Wednesday, April 10, 2013

King Salmon Bycatch Prompts Request for Another NPFMC Report


In high seas groundfish fisheries, where the goal is the catch of pollock by the ton, the controversy over the allowable incidental harvest of Chinook salmon just won’t go away.

On April 8, the final day of the April meeting of the North Pacific Fishery Management Council in Anchorage, the council approved a motion offered by Alaska Department of Fish and Game Commissioner Cora Campbell for a report to the council on Chinook salmon bycatch in the Bering Sea pollock fishery.

The measure sees a review of the status of Alaska Chinook salmon stocks, a report of 2011 genetic stock identification, along with stock-based adult-equivalency run reconstruction and prohibited species catch harvest rate analyses for king salmon stocks. It also seeks to evaluate fishing and bycatch performance under Amendment 9 of the Bering Sea and Aleutian Islands fishery management plan by gathering data from 2003 through 2013 on numbers and rates of bycatch taken by month, by sector; use of salmon excluders, by sector and season, and the variability between bycatch rates per vessel within each section in 2011-2012.

The action came as the Alaska State Senate, in its final session days in Juneau, passed a resolution encouraging fishery managers to lower limits on Chinook bycatch in the Gulf of Alaska and Bering Sea, and in support of increased coverage by fishery observers to obtain accurate estimates on bycatch.

Kelly Harrell, executive director of the Alaska Marine Conservation Council, said AMCC hopes that the NPFMC will heed the Senate’s message, as well as letters from the Bush caucus and others, to further reign in bycatch.

The NPFMC’s action came after the council had heard extensive reports from United Catcher Boats and others in the groundfish industry, plus an update on salmon genetics research, and heard passionate pleas for and against another discussion paper on the incidental harvest of Chinook salmon.

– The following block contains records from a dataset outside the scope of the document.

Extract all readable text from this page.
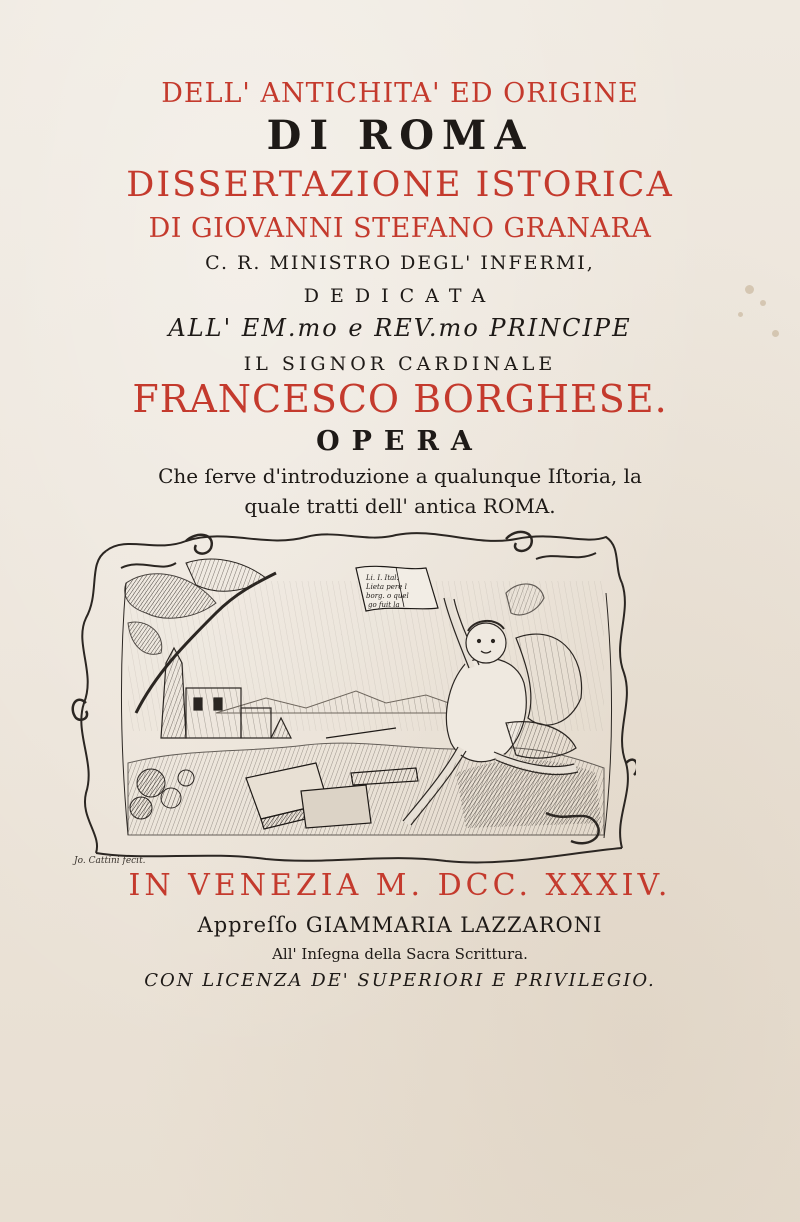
DELL' ANTICHITA' ED ORIGINE
DI ROMA
DISSERTAZIONE ISTORICA
DI GIOVANNI STEFANO GRANARA
C. R. MINISTRO DEGL' INFERMI,
DEDICATA
ALL' EM.mo e REV.mo PRINCIPE
IL SIGNOR CARDINALE
FRANCESCO BORGHESE.
OPERA
Che ſerve d'introduzione a qualunque Iſtoria, la
quale tratti dell' antica ROMA.
Li. I. Ital.
Lieta pere l
borg. o quel
go fuit la
Jo. Cattini fecit.
IN VENEZIA M. DCC. XXXIV.
Appreſſo GIAMMARIA LAZZARONI
All' Inſegna della Sacra Scrittura.
CON LICENZA DE' SUPERIORI E PRIVILEGIO.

From the industry’s perspective, they are doing all they can in development of gear such as salmon excluders and with the practice of avoiding areas where large numbers of king and chum salmon are detected, areas known as rolling hot spots.

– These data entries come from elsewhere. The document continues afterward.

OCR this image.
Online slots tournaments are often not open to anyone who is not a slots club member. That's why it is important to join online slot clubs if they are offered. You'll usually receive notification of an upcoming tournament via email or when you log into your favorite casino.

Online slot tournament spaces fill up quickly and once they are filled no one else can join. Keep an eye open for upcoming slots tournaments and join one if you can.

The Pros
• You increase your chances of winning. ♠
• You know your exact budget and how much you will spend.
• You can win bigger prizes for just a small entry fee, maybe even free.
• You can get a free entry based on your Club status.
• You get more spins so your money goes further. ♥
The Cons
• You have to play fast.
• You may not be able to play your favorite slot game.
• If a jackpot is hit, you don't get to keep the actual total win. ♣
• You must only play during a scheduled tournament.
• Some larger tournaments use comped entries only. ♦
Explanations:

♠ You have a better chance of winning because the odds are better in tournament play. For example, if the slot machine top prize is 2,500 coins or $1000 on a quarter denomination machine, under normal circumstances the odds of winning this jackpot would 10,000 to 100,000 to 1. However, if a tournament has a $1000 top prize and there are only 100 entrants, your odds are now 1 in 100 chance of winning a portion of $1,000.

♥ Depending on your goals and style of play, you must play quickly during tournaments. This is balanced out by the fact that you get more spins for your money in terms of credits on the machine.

“The council should respond to appropriate information,” said Stephanie Madsen, who is the executive director of the At-Sea Processors Association. “The pollock fishery isn’t the only source of the decline in salmon. You could also shut us down and that’s not going to help people in the region in the short term.”

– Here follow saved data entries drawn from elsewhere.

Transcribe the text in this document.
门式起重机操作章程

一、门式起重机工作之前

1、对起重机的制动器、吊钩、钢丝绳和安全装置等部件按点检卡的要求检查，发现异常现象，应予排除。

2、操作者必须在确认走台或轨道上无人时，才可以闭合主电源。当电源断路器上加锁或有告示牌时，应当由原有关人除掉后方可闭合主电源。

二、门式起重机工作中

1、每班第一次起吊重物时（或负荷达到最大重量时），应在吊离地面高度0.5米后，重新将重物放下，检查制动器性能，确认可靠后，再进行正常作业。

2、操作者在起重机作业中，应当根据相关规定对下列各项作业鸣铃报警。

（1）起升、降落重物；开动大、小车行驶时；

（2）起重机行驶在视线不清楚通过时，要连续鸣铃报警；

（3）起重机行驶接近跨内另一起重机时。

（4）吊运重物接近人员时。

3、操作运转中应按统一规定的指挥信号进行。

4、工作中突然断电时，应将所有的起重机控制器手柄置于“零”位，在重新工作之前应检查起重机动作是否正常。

Others, like Becca Robins Gisclair, policy director of the Yukon River Drainage Fisheries Association, were in support of the discussion paper. Given restrictions on the king salmon fishery to meet treaty obligations with Canada, by 2012 residents of Yukon River communities were less than halfway to meeting subsistence needs, she said. “We are talking about actual people’s food here,” she said.